In questo contesto, qual è il ruolo degli Stati Uniti?
La regione sta diventando lo scenario di una lotta per l’egemonia globale tra gli Stati Uniti e la Cina. La penetrazione cinese sta mostrando che è anche peggiore di quella yankee. In Ecuador si costruiscono opere di infrastruttura come dighe idroelettriche, con schiavi cinesi che commutano le proprie condanne lavorando in condizioni forzate, anche con pene corporali. Nessuno deve credere che il capitalismo e l’imperialismo cinesi siano meno oppressivi o aggressivi di quello yankee.

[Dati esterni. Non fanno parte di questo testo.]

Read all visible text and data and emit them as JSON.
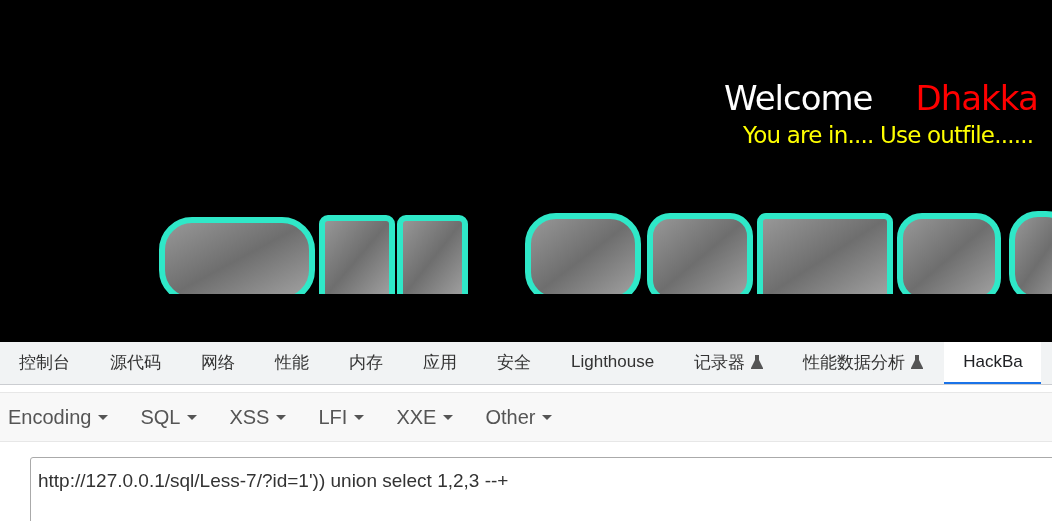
{
  "page": {
    "welcome": "Welcome",
    "user": "Dhakka",
    "message": "You are in.... Use outfile......"
  },
  "devtools": {
    "tabs": [
      {
        "label": "控制台",
        "selected": false,
        "experimental": false
      },
      {
        "label": "源代码",
        "selected": false,
        "experimental": false
      },
      {
        "label": "网络",
        "selected": false,
        "experimental": false
      },
      {
        "label": "性能",
        "selected": false,
        "experimental": false
      },
      {
        "label": "内存",
        "selected": false,
        "experimental": false
      },
      {
        "label": "应用",
        "selected": false,
        "experimental": false
      },
      {
        "label": "安全",
        "selected": false,
        "experimental": false
      },
      {
        "label": "Lighthouse",
        "selected": false,
        "experimental": false
      },
      {
        "label": "记录器",
        "selected": false,
        "experimental": true
      },
      {
        "label": "性能数据分析",
        "selected": false,
        "experimental": true
      },
      {
        "label": "HackBa",
        "selected": true,
        "experimental": false
      }
    ]
  },
  "hackbar": {
    "menus": [
      "Encoding",
      "SQL",
      "XSS",
      "LFI",
      "XXE",
      "Other"
    ],
    "url": "http://127.0.0.1/sql/Less-7/?id=1')) union select 1,2,3 --+"
  }
}
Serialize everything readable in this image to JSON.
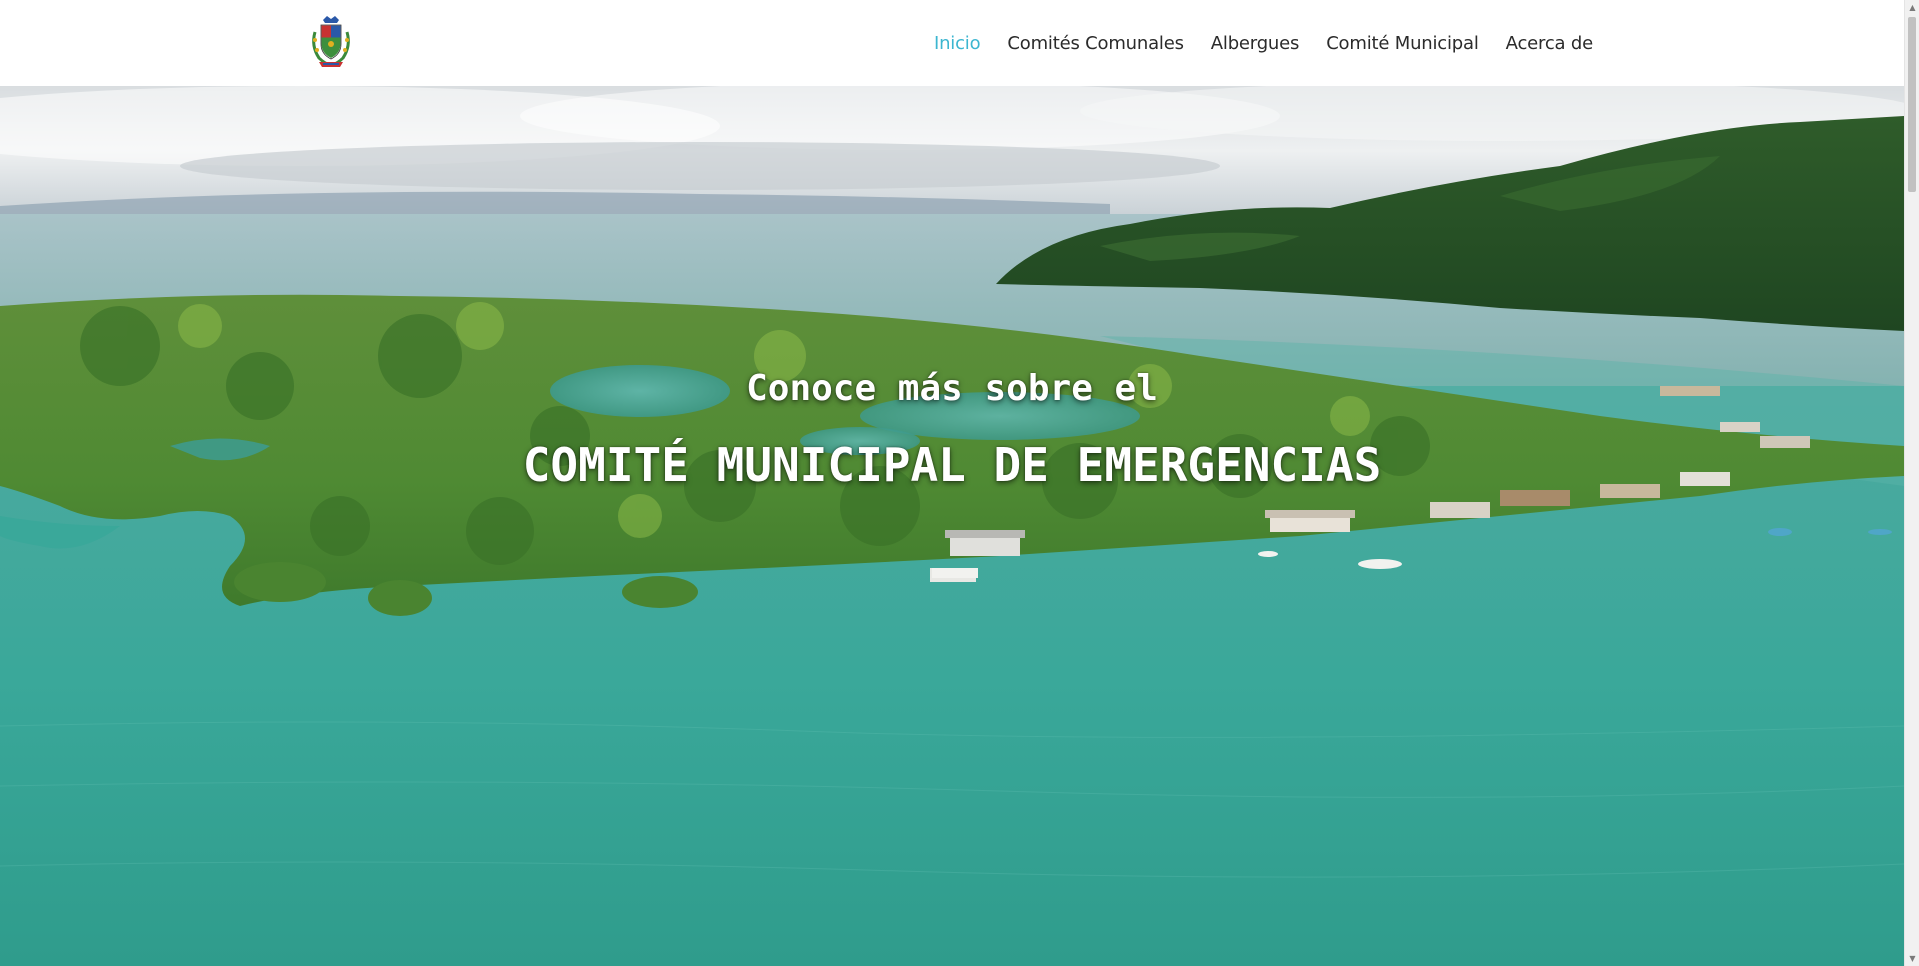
{
  "nav": {
    "items": [
      {
        "label": "Inicio",
        "active": true
      },
      {
        "label": "Comités Comunales",
        "active": false
      },
      {
        "label": "Albergues",
        "active": false
      },
      {
        "label": "Comité Municipal",
        "active": false
      },
      {
        "label": "Acerca de",
        "active": false
      }
    ]
  },
  "colors": {
    "nav_active": "#3cb6d0",
    "nav_text": "#2b2b2b",
    "hero_text": "#ffffff",
    "water": "#3aa89a"
  },
  "logo": {
    "icon": "municipal-coat-of-arms-logo"
  },
  "hero": {
    "subtitle": "Conoce más sobre el",
    "title": "COMITÉ MUNICIPAL DE EMERGENCIAS",
    "background": "aerial-photo-mangrove-peninsula"
  },
  "scrollbar": {
    "up_icon": "scroll-up-arrow-icon",
    "down_icon": "scroll-down-arrow-icon"
  }
}
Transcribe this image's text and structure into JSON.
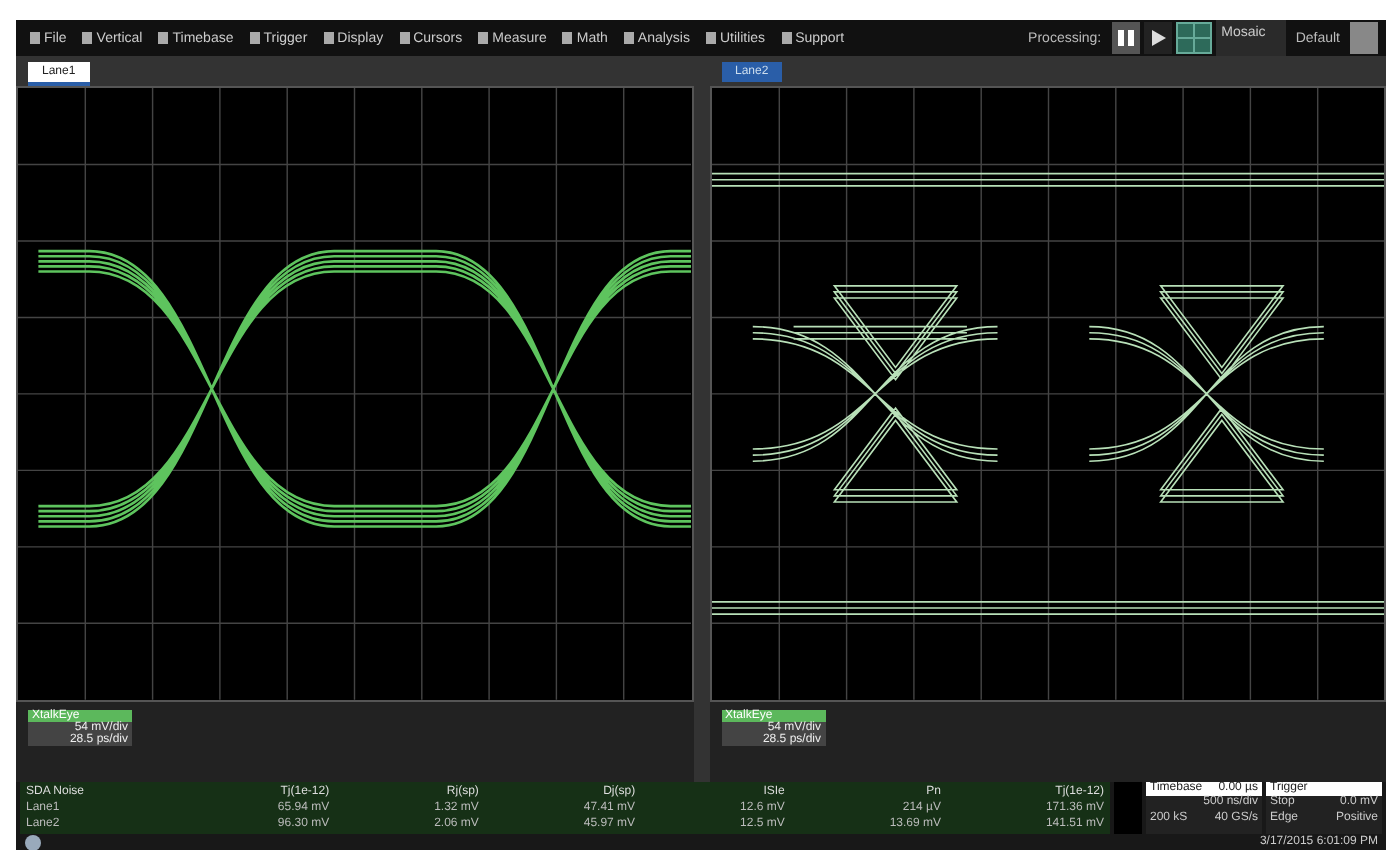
{
  "menu": [
    {
      "label": "File"
    },
    {
      "label": "Vertical"
    },
    {
      "label": "Timebase"
    },
    {
      "label": "Trigger"
    },
    {
      "label": "Display"
    },
    {
      "label": "Cursors"
    },
    {
      "label": "Measure"
    },
    {
      "label": "Math"
    },
    {
      "label": "Analysis"
    },
    {
      "label": "Utilities"
    },
    {
      "label": "Support"
    }
  ],
  "processing": {
    "label": "Processing:",
    "mode": "Mosaic",
    "preset": "Default"
  },
  "panes": [
    {
      "tab": {
        "label": "Lane1",
        "selected": true
      },
      "trace": {
        "name": "XtalkEye",
        "vdiv": "54 mV/div",
        "tdiv": "28.5 ps/div"
      },
      "kind": "two-level"
    },
    {
      "tab": {
        "label": "Lane2",
        "selected": false
      },
      "trace": {
        "name": "XtalkEye",
        "vdiv": "54 mV/div",
        "tdiv": "28.5 ps/div"
      },
      "kind": "four-level"
    }
  ],
  "table": {
    "columns": [
      "SDA Noise",
      "Tj(1e-12)",
      "Rj(sp)",
      "Dj(sp)",
      "ISIe",
      "Pn",
      "Tj(1e-12)"
    ],
    "rows": [
      [
        "Lane1",
        "65.94 mV",
        "1.32 mV",
        "47.41 mV",
        "12.6 mV",
        "214 µV",
        "171.36 mV"
      ],
      [
        "Lane2",
        "96.30 mV",
        "2.06 mV",
        "45.97 mV",
        "12.5 mV",
        "13.69 mV",
        "141.51 mV"
      ]
    ]
  },
  "timebase": {
    "title": "Timebase",
    "value": "0.00 µs",
    "scale": "500 ns/div",
    "samples": "200 kS",
    "rate": "40 GS/s"
  },
  "trigger": {
    "title": "Trigger",
    "mode": "Stop",
    "level": "0.0 mV",
    "type": "Edge",
    "slope": "Positive"
  },
  "status_bar": {
    "datetime": "3/17/2015 6:01:09 PM"
  }
}
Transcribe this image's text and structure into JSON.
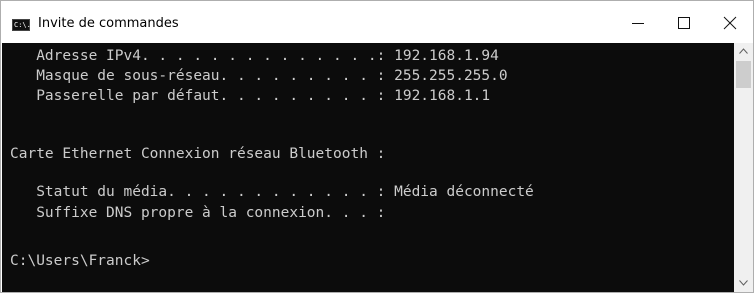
{
  "window": {
    "title": "Invite de commandes",
    "icon": "cmd-icon",
    "icon_text": "C:\\."
  },
  "controls": {
    "minimize": "minimize-icon",
    "maximize": "maximize-icon",
    "close": "close-icon"
  },
  "console": {
    "lines": [
      "   Adresse IPv4. . . . . . . . . . . . . .: 192.168.1.94",
      "   Masque de sous-réseau. . . . . . . . . : 255.255.255.0",
      "   Passerelle par défaut. . . . . . . . . : 192.168.1.1",
      "Carte Ethernet Connexion réseau Bluetooth :",
      "   Statut du média. . . . . . . . . . . . : Média déconnecté",
      "   Suffixe DNS propre à la connexion. . . :",
      "C:\\Users\\Franck>"
    ]
  },
  "colors": {
    "console_bg": "#0c0c0c",
    "console_fg": "#cccccc"
  }
}
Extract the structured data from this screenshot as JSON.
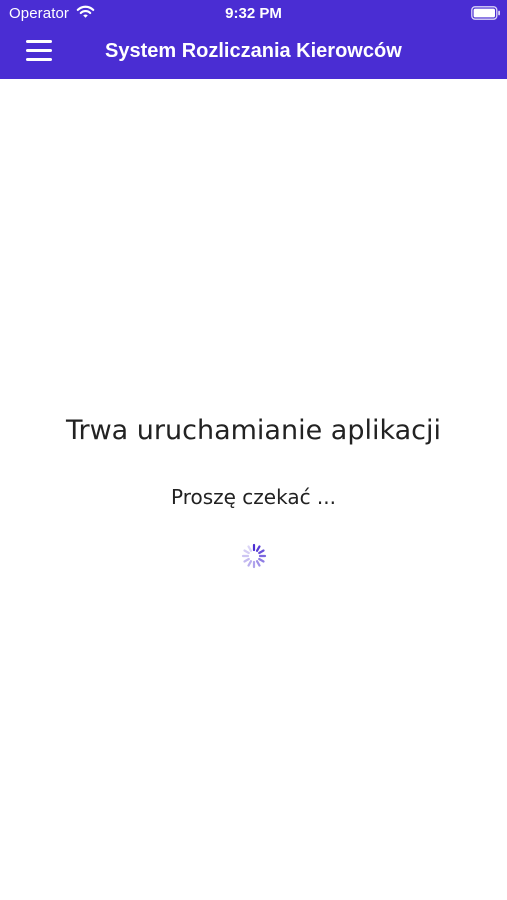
{
  "status_bar": {
    "carrier": "Operator",
    "time": "9:32 PM",
    "icons": [
      "wifi-icon",
      "battery-icon"
    ]
  },
  "nav": {
    "menu_icon": "hamburger-menu-icon",
    "title": "System Rozliczania Kierowców"
  },
  "loading": {
    "title": "Trwa uruchamianie aplikacji",
    "subtitle": "Proszę czekać ...",
    "spinner_icon": "loading-spinner-icon"
  },
  "colors": {
    "header_background": "#4a2dd3",
    "header_text": "#ffffff",
    "page_background": "#ffffff",
    "body_text": "#222222",
    "spinner": "#4a2dd3"
  }
}
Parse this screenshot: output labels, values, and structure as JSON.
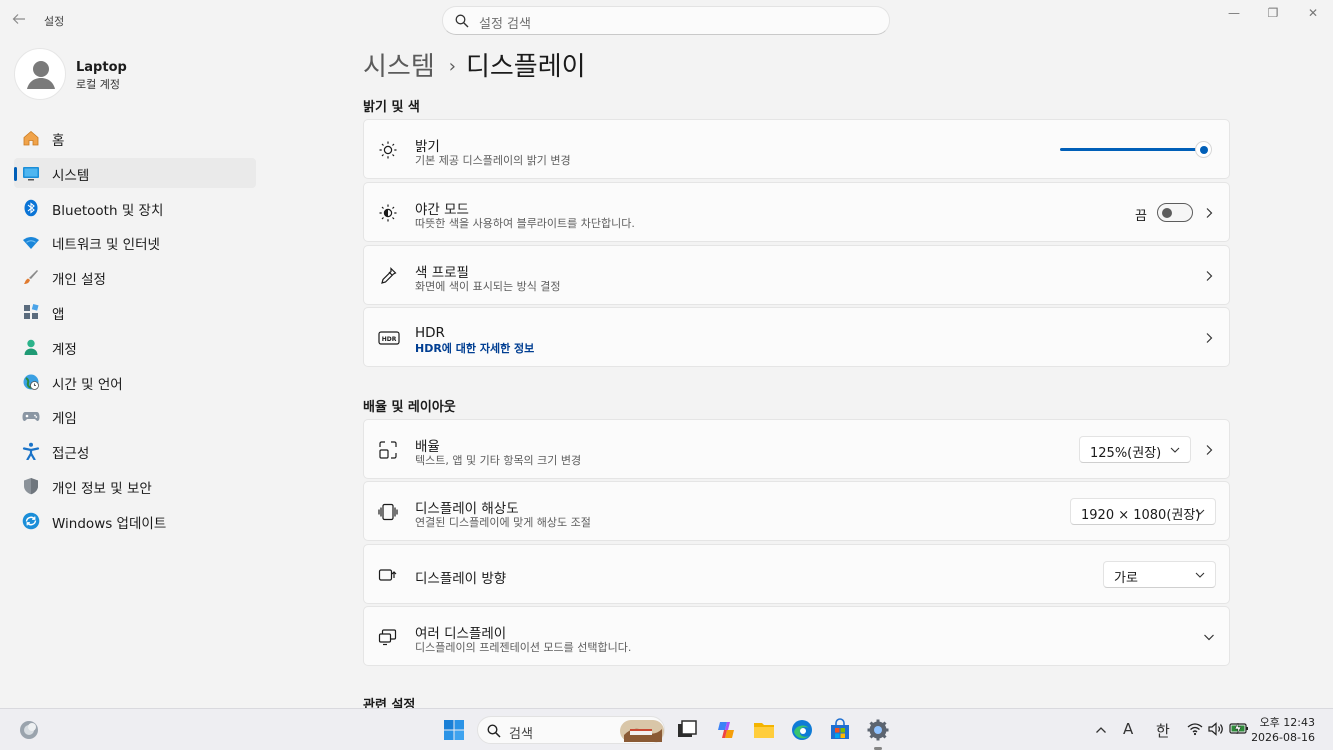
{
  "window": {
    "app_title": "설정",
    "search_placeholder": "설정 검색",
    "minimize": "—",
    "maximize": "❐",
    "close": "✕"
  },
  "profile": {
    "name": "Laptop",
    "account": "로컬 계정"
  },
  "sidebar": {
    "items": [
      {
        "label": "홈",
        "icon": "home-icon"
      },
      {
        "label": "시스템",
        "icon": "system-icon",
        "active": true
      },
      {
        "label": "Bluetooth 및 장치",
        "icon": "bluetooth-icon"
      },
      {
        "label": "네트워크 및 인터넷",
        "icon": "wifi-icon"
      },
      {
        "label": "개인 설정",
        "icon": "brush-icon"
      },
      {
        "label": "앱",
        "icon": "apps-icon"
      },
      {
        "label": "계정",
        "icon": "account-icon"
      },
      {
        "label": "시간 및 언어",
        "icon": "globe-clock-icon"
      },
      {
        "label": "게임",
        "icon": "gamepad-icon"
      },
      {
        "label": "접근성",
        "icon": "accessibility-icon"
      },
      {
        "label": "개인 정보 및 보안",
        "icon": "shield-icon"
      },
      {
        "label": "Windows 업데이트",
        "icon": "update-icon"
      }
    ]
  },
  "breadcrumb": {
    "parent": "시스템",
    "separator": "›",
    "current": "디스플레이"
  },
  "sections": {
    "brightness_color": "밝기 및 색",
    "scale_layout": "배율 및 레이아웃",
    "related": "관련 설정"
  },
  "settings": {
    "brightness": {
      "title": "밝기",
      "desc": "기본 제공 디스플레이의 밝기 변경",
      "value": 100
    },
    "night_light": {
      "title": "야간 모드",
      "desc": "따뜻한 색을 사용하여 블루라이트를 차단합니다.",
      "state": "끔"
    },
    "color_profile": {
      "title": "색 프로필",
      "desc": "화면에 색이 표시되는 방식 결정"
    },
    "hdr": {
      "title": "HDR",
      "link": "HDR에 대한 자세한 정보"
    },
    "scale": {
      "title": "배율",
      "desc": "텍스트, 앱 및 기타 항목의 크기 변경",
      "value": "125%(권장)"
    },
    "resolution": {
      "title": "디스플레이 해상도",
      "desc": "연결된 디스플레이에 맞게 해상도 조절",
      "value": "1920 × 1080(권장)"
    },
    "orientation": {
      "title": "디스플레이 방향",
      "value": "가로"
    },
    "multiple_displays": {
      "title": "여러 디스플레이",
      "desc": "디스플레이의 프레젠테이션 모드를 선택합니다."
    }
  },
  "taskbar": {
    "search_label": "검색",
    "tray_lang_a": "A",
    "tray_ime": "한",
    "clock_time": "오후 12:43",
    "clock_date": "2026-08-16"
  },
  "colors": {
    "accent": "#005fb8",
    "background": "#f3f3f3",
    "card": "#fbfbfb"
  }
}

Il problema è che gli Stati Uniti necessitano di riposizionarsi in America Latina per compensare la loro crescente debolezza in Africa, Asia e Medio Oriente. Una delle tendenze che vedremo nell’immediato futuro, è la distruzione degli stati-nazione, processo che è già cominciato in Messico e in paesi del Centroamerica. Da questo lato, dobbiamo aspettarci il peggio.
Verso dove?
La principale caratteristica di questo periodo post ciclo progressista, è l’instabilità. Le destre non possono governare, come lo dimostrano il Cile e l’Ecuador. Ma i progressismi nemmeno, come lo dimostrano la Bolivia e il Nicaragua. Ma attenzione, il problema non è tale o quale governo (il governo è sempre un problema), ma il sistema. Queste rivolte non sono contro un presidente ma contro un modello di distruzione della natura e di controllo sociale di massa attraverso politiche sociali e militarizzazione, che si integrano per mantenere la popolazione soggiogata.
La risposta di verso dove, non può essere altra che l’organizzazione popolare in ogni territorio, per resistere e costruire i mondi nuovi. Mi piace parlare di arche, perché è necessario sopravvivere collettivamente al diluvio che viene. Desinformémos può essere considerata come un’arca dell’inter-informazione di quelli in basso, come il meccanismo per collegare condotte, come direbbe Alberto Maturana. Ossia, un’informazione verso dentro il campo popolare o le arche collettive, che è imprescindibile per orientarci in senso emancipatorio, ma soprattutto per muover-ci in mezzo ad una tormenta che non lascia vedere nulla, perché il diluvio è così forte che annebbia la vista.